Protest in Za’atari village

This month, local media reported that gendarmerie forces quelled a protest by residents of Za’atari village when they went to demand jobs inside the camp.

Hamda Masaeed sits in her makeshift tent in Za’atari village

UNHCR says the local community has benefited, if insufficiently, from the camp economy: some people have been hired as contractors and workers in the camp.

But Nadia Salameh says she was recently laid off from a cleaner’s job at the camp to be replaced by refugees.

“They recruited us on a temporary basis, but then they gave the jobs to Syrians,” she said.

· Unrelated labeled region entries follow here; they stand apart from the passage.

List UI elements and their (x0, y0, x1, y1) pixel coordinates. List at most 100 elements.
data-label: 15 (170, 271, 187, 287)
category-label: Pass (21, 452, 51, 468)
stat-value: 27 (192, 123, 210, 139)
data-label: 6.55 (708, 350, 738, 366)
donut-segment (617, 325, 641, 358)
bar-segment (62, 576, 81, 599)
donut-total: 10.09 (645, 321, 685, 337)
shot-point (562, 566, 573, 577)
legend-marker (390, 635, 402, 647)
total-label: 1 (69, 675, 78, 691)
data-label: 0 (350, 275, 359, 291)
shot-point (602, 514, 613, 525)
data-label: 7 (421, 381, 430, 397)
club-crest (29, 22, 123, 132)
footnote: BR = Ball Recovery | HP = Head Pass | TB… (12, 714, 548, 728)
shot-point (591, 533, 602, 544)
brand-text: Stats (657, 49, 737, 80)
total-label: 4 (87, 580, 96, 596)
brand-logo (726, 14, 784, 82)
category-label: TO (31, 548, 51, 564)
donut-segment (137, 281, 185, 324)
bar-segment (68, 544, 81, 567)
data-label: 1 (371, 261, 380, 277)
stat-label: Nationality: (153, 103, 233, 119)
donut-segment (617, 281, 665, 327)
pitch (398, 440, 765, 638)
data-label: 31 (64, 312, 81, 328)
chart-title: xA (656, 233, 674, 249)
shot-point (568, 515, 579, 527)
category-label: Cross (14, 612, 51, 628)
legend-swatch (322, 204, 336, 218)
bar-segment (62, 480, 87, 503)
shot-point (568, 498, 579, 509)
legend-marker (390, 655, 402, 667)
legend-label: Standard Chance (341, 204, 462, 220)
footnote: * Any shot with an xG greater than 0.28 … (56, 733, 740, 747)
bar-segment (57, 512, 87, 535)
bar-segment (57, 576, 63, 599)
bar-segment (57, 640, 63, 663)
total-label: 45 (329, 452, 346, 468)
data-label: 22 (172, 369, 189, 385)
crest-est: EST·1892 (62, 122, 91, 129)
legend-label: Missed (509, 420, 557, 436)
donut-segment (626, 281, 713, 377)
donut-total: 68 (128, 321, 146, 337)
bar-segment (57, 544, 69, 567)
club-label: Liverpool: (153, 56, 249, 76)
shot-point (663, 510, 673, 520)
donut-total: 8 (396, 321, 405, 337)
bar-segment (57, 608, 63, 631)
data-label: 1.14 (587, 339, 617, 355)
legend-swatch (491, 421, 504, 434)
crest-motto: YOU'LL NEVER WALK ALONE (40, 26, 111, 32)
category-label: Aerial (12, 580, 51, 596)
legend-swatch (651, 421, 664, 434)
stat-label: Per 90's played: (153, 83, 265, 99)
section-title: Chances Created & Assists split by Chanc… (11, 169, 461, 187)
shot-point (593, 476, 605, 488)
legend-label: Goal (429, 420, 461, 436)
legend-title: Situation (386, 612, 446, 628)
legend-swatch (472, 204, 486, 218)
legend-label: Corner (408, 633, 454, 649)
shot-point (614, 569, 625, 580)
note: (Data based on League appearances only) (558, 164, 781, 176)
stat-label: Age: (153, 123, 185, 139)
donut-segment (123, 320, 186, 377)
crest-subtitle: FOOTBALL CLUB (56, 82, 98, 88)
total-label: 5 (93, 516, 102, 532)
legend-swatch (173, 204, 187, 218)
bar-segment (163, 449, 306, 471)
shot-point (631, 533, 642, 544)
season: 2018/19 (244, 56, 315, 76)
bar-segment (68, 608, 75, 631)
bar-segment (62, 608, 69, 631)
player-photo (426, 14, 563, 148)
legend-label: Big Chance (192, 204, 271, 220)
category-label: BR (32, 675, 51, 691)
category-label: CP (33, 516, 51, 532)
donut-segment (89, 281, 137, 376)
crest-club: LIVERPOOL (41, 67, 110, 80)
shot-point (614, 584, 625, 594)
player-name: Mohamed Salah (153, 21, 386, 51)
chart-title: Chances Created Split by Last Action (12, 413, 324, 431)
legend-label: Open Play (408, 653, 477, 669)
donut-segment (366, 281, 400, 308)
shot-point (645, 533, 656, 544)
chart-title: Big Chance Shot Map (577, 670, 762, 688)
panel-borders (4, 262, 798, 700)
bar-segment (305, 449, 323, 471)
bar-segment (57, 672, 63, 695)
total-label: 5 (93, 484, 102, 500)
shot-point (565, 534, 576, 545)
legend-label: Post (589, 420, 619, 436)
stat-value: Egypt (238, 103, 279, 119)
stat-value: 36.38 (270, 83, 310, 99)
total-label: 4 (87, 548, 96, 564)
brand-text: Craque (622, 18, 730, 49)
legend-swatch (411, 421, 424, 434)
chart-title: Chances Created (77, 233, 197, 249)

“It is so unfair when they [Syrians] receive everything for free, but we have to pay for food, gas, clothes, and rent,” she told IRIN.

Aid agencies working with poor Jordanians say they struggle to help them now.

“Donors’ attention has been focused on Syrians. They ignored the locals, who have always lived in poverty,” said Abdullah Zubi, programme coordinator at the Hashemite Fund for Human Development. “Keep in mind numbers of needy Jordanian families are increasing.”

He said his organization, a semi-governmental development organization, has been gradually reducing the number of needy families they are helping during Ramadan, when Muslims usually increase their charitable giving.

“We were able to help some 1,800 Jordanian families with packages of food every Ramadan, but as donors have been reducing their donations, we can only help 500 families this year,” he told IRIN.

International aid agencies are increasingly looking to provide assistance to local communities to avoid tensions with Syrian refugees.

UNHCR, through International Relief and Development (IRD), has provided services in the community, including improved public transport facilities and sanitation equipment. UNHCR has also supported the Ministry of Health in providing health services there.

The NGO Mercy Corps has set up community dialogues to try to address social cohesion and peaceful coexistence. It is also implementing a $20 million project – funded by the US Agency for International Development – to improve water delivery in northern Jordan, including Za’atari village.

But the needs are large – the most cited are a waste water network, a new school and better health facilities. Humanitarian agencies responding to the Syrian crisis are already having to prioritize due to rising refugee needs and insufficient funding and aid workers says donor funding for host communities is always hardest to come by.

Sad twist

In a sad twist, some Syrian refugees are now donating to poor Jordanians, or selling them extra food they receive from aid agencies at a discounted price. In Mafraq, the governorate in which the two Za’ataris are located, food blankets, tents, and other items with UNHCR logos are publicly for sale.

That is how Um Saleem, a Jordanian resident of Mafraq, has coped over the last two years, as previous donations from generous Jordanians have slowed.

Um Saleem’s kitchen

IRIN visited her as she was cooking a chicken given her by a Syrian woman living in her neighbourhood. It was the first time she had eaten meat in a month.

When Hajjar Ahmad, a Syrian refugee who lives in Za’atari camp, visited her sister in a village in Mafraq, she was “astonished” how much poverty she saw. She gave her sister extra food and blankets to distribute to Jordanians.

“We are living better than them,” Ahmad said.